SALAZAR E A I REPÚBLICA – 41 – por José Brandão

Em Julho, regressam as perseguições aos católicos, com um assalto à igreja dos Congregados e ao jornal O Debate.

Em Agosto, durante a greve dos ferroviários, explodem algumas bombas na estação do Rossio, há cenas de tiros no Entroncamento, continuando os descarrilamentos de comboios. Grevistas são colocados nos primeiros vagões das composições.

Os tempos eram de grandes confrontos entre os governos da República e as organizações dos trabalhadores. A imprensa sindical declarava-se em guerra aberta contra quase tudo e quase todos.

Por exemplo, em 21 de Julho de 1919, o jornal operário Avante publica o seguinte texto:

 «República ou Monarquia?

Anuncia o governo, aos quatro ventos, que vai tomar enérgicas medidas no sentido de manter a ordem pública. O chavão é velho. Conhecemo-lo desde os velhos tempos da monarquia em que éramos perseguidos juntamente com os republicanos históricos, sempre que qualquer governo da ominosa necessitava, para solidificar os seus alicerces, frágeis como os de todos os governos, de exercer represálias e de fazer perseguições metendo nas masmorras aqueles que se lhe afigurarem perigosos para a sua estabilidade nas cadeias governamentais.

Os governos da monarquia perseguiram, acoimando-os de agitadores, os propagandistas republicanos e com eles os militantes do movimento operário.

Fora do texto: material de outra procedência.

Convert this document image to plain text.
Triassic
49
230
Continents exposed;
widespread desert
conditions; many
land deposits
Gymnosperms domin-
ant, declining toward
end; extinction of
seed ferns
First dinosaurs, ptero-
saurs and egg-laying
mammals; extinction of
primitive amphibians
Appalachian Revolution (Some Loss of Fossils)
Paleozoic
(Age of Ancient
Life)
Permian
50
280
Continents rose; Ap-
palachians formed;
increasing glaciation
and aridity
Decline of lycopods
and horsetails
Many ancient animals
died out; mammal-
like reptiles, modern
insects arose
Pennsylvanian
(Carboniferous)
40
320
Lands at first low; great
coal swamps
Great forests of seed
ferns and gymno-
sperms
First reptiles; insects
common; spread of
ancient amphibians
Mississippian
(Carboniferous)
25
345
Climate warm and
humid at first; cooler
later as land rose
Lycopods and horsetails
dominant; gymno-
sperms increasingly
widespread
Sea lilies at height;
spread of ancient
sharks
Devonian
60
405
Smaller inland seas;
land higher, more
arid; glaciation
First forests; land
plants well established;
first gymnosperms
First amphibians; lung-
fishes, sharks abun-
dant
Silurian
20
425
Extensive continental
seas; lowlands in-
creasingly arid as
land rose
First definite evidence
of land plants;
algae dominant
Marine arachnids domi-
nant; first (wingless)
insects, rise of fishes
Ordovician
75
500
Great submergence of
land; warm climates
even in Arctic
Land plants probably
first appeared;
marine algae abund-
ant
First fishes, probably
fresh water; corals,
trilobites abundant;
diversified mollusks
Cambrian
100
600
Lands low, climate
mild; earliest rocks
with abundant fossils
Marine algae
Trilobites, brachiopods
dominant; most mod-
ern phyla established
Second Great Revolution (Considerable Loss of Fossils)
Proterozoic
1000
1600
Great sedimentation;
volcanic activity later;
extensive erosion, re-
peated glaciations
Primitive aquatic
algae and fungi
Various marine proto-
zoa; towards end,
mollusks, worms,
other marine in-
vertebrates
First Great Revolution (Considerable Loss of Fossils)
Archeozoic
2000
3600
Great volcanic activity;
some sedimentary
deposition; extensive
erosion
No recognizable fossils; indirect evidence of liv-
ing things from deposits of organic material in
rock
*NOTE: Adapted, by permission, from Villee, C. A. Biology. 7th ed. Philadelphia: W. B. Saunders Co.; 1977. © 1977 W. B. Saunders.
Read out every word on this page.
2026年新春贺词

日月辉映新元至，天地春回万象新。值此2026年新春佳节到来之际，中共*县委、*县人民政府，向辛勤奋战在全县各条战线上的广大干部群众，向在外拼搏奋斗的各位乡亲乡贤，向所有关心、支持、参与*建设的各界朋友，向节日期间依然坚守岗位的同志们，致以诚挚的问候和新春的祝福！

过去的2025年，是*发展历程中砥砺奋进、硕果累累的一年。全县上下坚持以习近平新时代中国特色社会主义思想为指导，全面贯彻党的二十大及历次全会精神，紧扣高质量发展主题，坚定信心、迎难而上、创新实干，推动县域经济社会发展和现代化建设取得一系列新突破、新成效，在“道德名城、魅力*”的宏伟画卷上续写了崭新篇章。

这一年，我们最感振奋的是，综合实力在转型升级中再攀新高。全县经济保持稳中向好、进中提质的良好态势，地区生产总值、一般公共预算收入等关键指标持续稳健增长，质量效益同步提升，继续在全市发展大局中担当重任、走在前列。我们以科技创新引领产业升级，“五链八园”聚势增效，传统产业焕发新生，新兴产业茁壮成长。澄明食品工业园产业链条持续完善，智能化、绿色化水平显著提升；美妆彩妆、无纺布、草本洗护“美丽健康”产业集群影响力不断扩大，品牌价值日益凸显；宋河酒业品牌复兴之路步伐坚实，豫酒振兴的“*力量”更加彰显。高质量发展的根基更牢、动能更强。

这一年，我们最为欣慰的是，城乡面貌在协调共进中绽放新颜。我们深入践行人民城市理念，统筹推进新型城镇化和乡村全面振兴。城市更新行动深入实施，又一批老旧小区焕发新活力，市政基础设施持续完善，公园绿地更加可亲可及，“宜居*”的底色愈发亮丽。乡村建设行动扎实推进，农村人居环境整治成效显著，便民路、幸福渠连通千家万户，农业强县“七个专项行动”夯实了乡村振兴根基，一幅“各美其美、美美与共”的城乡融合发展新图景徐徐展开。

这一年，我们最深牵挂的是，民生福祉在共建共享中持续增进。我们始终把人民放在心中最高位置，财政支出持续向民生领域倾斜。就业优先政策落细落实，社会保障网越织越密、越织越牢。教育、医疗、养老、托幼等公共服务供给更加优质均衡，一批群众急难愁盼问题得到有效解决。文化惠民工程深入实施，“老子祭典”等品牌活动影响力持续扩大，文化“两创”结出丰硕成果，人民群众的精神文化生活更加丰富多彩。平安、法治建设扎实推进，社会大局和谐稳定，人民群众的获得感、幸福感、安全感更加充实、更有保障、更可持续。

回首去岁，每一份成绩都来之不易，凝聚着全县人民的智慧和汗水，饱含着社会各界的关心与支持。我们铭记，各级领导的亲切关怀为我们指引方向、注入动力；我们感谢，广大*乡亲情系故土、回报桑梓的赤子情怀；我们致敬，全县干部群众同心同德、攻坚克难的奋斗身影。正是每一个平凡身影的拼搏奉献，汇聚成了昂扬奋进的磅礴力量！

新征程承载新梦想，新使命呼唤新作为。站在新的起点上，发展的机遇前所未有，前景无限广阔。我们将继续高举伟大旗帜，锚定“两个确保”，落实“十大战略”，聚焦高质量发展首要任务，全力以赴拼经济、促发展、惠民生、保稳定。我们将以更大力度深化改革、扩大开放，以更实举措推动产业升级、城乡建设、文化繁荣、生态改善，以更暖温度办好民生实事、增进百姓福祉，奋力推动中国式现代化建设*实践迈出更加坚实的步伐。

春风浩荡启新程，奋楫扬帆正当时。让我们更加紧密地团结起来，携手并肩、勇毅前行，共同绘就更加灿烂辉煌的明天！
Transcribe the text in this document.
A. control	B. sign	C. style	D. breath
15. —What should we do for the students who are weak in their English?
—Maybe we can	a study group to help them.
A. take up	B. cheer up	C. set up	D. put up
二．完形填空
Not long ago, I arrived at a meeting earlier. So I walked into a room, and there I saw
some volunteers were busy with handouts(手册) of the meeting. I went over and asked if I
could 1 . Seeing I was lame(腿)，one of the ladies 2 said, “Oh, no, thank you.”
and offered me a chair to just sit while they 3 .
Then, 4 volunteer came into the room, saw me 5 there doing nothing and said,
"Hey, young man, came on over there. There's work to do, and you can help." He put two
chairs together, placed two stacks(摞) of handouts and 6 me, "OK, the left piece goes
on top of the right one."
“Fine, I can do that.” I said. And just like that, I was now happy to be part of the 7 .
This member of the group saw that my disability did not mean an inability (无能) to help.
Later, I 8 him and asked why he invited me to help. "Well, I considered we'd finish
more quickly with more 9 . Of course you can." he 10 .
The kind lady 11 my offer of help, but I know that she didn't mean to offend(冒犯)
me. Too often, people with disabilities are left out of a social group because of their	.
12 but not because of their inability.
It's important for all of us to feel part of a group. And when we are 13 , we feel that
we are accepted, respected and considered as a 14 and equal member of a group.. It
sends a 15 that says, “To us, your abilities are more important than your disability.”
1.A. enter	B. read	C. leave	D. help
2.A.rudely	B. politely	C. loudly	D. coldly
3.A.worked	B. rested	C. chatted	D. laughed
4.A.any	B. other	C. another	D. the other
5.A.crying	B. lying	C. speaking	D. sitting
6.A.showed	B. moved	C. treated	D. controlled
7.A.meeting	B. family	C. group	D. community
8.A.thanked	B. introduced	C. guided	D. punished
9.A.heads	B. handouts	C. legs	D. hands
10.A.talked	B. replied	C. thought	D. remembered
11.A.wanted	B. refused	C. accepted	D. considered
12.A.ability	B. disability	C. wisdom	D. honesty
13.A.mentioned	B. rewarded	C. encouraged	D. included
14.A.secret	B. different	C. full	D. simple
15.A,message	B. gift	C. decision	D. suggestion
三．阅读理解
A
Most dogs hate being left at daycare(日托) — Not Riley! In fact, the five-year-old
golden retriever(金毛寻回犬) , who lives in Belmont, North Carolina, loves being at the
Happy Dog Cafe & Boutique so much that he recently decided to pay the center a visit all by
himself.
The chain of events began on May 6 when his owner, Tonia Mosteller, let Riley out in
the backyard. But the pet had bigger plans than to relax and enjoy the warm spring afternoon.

Contra essas perseguições se insurgiram os precursores da república; e, não raras vezes, para nós, militantes operários, eles apelaram lembrando-nos os nossos direitos como trabalhadores.

Dos maiores vultos da república vieram para os operários os mais enérgicos incitamentos de revolta. Eles apregoavam entre nós o direito à greve; eles nos ensinavam, nos seus discursos e nos seus escritos, os processos de que nos havíamos de servir para vencermos a luta que devíamos travar com o patronato.

Fez-se o 5 de Outubro onde uma grande parte do povo trabalhador verteu sangue pela causa da república. E, de então para cá, os protestos dos paladinos da república, os seus discursos inflamados, as suas promessas, redundaram no que todos nós temos presenciado nestes nove anos de liberdade, de igualdade e de fraternidade.

Vem hoje o governo com a novidade de que vai tomar as providências necessárias para garantir a ordem pública. Novidade que ouvimos ontem ainda ao governo dezembrista, ao afonsista, ao pimentista e a todos os governos da república e da monarquia.

Somente cada vez ela nos deixa mais abismados do que nós supúnhamos que o sangue derramado na fundação de tantas repúblicas daria como resultado mudanças de táctica e de orientação da parte dos governos.

Não é assim. Bom será que o povo o tenha compreendido, e daqui por diante saiba cruzar os braços, senão quiser fazer coisa melhor, quando os políticos lhe baterem à porta a pedir-lhe a sua colaboração na salvação da liberdade, do direito e da justiça.

O governo de hoje, como os governos da monarquia, toma medidas de repressão contra os que lhe não forem afectos. E ai daqueles que não forem nas suas águas! Pior do que no regime reaccionário, serão espancados, a sabre, à cacetada, a cavalo-marinho. Tal é, entre nós, o sinal dos tempos que vão correndo.

O proletariado, que nunca se colocou ao lado de nenhum político, qualquer que seja a sua cor; a organização operária, cuja função é absolutamente alheia à política, cuja acção é unicamente económica, tem recebido dos governos da república a mais criminosa, a mais tremenda guerra, ao mesmo tempo que às classes patronais, monárquicas, conservadoras, reaccionárias são dispensadas todas as atenções.

Pedem os operários mais um pouco de salário para diminuir as dificuldades nas suas condições económicas de vida e esbarram com uma absoluta indiferença dos governantes; recomendam os reaccionários a repressão sobre os operários; eles curvam-se e executam as suas ordens.

Onde está a república por que se bateu o povo em 5 de Outubro, em 14 de Maio e em 5 de Dezembro? Onde está a liberdade pela qual o povo trabalhador se lançou em lutas heróicas contra a reacção? Onde está a igualdade apregoada nas vésperas de eleições e de revoluções pelos caudilhos da democracia?

Quem governa? Monarquia ou República.»

26 de Novembro de 1919. Arquivamento de processos de imprensa.

A Lei n.º 910 manda arquivar todos os processos de imprensa, desde 5 de Dezembro de 1917 até 31 de Dezembro de 1918, sobre os quais será feito perpétuo silêncio. Ou seja, deixa cair os processos instaurados durante o Governo de Sidónio Pais.